Two points are given :A(2,-2) ,B(-4,2)

To Find :Point on x -axis which is equidistant from the points A and B

Let us assume that the point be P(x,0) which is equidistant from the given points A and B

=>Let x be 'a'

Remember:On x-axis y's value is zero.Similarly on Y-axis X's value is zero.

If Point P is equidistant from two two points A and B then :

PA =PB

Here, distance formula will used to find out the distance between the two given Points.

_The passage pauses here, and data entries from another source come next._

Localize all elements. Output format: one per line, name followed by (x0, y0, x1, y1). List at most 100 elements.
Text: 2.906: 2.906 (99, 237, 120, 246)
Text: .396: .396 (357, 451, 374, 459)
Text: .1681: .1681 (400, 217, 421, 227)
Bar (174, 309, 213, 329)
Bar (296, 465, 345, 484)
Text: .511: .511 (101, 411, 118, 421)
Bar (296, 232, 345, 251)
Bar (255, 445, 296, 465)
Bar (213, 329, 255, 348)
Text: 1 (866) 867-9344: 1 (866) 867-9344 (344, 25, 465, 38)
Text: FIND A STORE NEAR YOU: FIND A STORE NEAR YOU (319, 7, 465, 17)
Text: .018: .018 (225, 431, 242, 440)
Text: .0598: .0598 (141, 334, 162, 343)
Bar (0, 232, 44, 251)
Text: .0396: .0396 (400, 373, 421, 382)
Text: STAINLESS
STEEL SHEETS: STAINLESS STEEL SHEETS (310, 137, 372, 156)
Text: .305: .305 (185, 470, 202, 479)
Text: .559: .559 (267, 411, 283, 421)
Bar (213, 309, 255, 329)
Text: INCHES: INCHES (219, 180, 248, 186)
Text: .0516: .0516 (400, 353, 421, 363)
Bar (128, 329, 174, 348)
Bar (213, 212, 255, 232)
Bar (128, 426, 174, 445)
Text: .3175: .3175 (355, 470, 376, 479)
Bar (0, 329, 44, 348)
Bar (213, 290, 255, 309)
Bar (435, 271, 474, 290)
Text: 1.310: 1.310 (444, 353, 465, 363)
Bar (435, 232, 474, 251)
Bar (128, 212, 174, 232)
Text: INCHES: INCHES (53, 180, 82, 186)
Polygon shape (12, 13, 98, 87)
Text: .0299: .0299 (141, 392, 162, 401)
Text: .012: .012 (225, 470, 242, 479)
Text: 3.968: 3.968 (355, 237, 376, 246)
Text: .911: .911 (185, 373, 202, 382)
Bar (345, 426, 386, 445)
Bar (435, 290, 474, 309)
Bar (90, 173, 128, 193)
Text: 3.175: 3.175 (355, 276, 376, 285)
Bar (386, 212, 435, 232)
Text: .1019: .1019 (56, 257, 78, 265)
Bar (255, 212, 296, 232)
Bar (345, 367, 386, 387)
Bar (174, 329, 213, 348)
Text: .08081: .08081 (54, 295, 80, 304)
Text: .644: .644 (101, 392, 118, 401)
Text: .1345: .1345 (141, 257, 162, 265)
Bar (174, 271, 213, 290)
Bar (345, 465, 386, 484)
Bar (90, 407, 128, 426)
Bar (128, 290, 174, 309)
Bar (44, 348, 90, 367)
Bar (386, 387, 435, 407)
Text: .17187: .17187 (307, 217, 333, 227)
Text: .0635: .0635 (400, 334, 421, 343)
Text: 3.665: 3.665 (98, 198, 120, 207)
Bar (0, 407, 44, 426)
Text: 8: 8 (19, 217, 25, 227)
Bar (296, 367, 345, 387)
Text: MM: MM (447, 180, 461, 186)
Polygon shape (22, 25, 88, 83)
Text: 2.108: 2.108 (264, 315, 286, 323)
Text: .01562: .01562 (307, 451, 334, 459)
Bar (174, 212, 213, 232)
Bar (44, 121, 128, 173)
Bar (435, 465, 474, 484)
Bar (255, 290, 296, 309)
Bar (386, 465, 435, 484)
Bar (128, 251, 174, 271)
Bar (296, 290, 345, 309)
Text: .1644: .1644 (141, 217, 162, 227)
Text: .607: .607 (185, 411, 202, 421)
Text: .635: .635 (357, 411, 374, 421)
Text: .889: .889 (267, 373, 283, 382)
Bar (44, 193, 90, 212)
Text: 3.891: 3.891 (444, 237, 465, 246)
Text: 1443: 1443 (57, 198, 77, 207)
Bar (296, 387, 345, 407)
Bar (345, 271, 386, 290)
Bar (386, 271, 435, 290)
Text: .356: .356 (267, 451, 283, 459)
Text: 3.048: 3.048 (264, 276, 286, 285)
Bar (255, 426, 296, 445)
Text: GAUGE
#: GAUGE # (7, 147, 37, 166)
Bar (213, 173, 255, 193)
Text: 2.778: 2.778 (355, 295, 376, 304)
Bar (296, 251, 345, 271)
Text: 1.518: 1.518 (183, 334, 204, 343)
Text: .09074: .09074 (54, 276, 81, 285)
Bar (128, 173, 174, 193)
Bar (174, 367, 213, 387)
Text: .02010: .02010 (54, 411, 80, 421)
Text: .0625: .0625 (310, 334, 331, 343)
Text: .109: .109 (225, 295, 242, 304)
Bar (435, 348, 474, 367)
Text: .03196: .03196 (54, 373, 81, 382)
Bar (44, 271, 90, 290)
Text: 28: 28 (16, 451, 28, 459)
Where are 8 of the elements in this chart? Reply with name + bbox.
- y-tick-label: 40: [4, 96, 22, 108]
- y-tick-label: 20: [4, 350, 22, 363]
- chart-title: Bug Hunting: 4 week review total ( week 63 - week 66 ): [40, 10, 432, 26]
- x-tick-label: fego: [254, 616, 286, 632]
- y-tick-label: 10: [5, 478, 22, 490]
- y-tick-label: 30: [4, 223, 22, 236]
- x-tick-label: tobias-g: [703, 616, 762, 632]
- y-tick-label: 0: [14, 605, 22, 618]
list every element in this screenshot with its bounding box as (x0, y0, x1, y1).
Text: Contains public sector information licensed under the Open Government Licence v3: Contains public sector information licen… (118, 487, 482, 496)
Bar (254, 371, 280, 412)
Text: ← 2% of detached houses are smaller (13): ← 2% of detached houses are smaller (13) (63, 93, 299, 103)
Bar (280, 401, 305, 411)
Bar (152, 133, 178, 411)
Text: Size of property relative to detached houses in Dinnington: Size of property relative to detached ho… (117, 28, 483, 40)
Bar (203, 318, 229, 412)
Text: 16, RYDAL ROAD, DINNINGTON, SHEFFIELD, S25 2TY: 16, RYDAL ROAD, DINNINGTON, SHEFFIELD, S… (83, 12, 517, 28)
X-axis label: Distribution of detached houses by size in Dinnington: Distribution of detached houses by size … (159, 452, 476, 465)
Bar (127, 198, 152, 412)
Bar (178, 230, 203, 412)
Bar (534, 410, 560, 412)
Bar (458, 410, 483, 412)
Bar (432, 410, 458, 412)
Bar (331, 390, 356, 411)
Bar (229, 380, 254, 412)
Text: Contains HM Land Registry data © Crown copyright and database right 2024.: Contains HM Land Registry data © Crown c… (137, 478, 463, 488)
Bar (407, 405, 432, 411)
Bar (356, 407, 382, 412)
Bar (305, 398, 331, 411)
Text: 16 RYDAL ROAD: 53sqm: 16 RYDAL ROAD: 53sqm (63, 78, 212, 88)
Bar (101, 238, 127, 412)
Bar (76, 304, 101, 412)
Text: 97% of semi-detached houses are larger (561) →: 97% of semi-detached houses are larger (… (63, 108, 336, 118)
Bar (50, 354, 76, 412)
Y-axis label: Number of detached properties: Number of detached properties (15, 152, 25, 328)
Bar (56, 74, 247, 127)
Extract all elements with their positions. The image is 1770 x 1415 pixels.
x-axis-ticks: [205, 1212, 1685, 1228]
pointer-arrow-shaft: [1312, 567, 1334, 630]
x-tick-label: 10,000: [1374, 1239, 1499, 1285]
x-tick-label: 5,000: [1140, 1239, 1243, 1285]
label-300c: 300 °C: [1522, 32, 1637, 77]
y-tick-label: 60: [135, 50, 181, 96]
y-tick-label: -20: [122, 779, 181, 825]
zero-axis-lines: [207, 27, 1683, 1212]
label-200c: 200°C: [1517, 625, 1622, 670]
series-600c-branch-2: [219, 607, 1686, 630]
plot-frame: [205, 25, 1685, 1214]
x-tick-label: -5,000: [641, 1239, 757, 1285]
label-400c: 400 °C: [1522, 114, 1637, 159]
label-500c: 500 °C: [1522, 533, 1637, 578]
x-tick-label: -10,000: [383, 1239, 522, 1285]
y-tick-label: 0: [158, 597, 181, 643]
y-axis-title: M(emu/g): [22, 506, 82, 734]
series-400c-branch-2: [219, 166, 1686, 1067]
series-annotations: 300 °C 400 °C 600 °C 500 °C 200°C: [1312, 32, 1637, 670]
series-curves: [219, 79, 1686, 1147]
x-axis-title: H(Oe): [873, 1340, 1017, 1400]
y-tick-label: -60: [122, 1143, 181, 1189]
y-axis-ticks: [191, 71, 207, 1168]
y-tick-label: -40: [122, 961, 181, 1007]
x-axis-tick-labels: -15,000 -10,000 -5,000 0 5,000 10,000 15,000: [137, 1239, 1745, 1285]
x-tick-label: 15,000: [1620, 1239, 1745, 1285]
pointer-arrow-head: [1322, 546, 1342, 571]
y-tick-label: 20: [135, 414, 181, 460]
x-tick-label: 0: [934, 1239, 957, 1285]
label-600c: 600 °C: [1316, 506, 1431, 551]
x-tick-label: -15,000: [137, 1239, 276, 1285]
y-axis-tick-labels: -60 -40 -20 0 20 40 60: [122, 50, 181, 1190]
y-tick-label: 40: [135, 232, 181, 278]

$\sf\boxed{\bold{ D= \sqrt{ {(x_{2} - x_{1})}^{2} + {(y_{2 }- y_{1})}^{2} }}}$

A(2,-2) ,P(a,0) and B(-4,2)

$\sf \: PA = \sqrt{ {(a - 2)}^{2} + {(0 + 2)}^{2} }$

Formula:(a-b)²=a²+b²-2ab

$\sf \: PA= \sqrt{ {a}^{2} + 4 - 4a + 4}$

$\sf \: PA = \sqrt{ {a}^{2} - 4a + 8}$

$\sf \: PB= \sqrt{ {[ - (4 + a)]}^{2} + {(2 - 0)}^{2} }$

$\sf \: PB= \sqrt{ {(4 + a)}^{2} + {2}^{2} } = \sqrt{ {4}^{2} + {a}^{2} + 8a + 4 }$

$\sf \: PB = \sqrt{16 + {a}^{2} + 8a + 4} = \sqrt{ {a}^{2} + 8a + 20}$

Now,PA=PB

squaring both sides

(PA)²=(PB)²

When we square the roots will removed:

=>a²-4a+8=a²+8a+20

a² lies on both side so,it gets cancelled

=>-4a+8=8a+20

=>-4a-8a=20-8

=>-12a=12

a=-1

Our point is P(a,0)

So,∴ Our point is P(-1,0)

∴The point on x-axis which is equidistant from the point A(2,-2) and B(-4,2) is P(-1,0)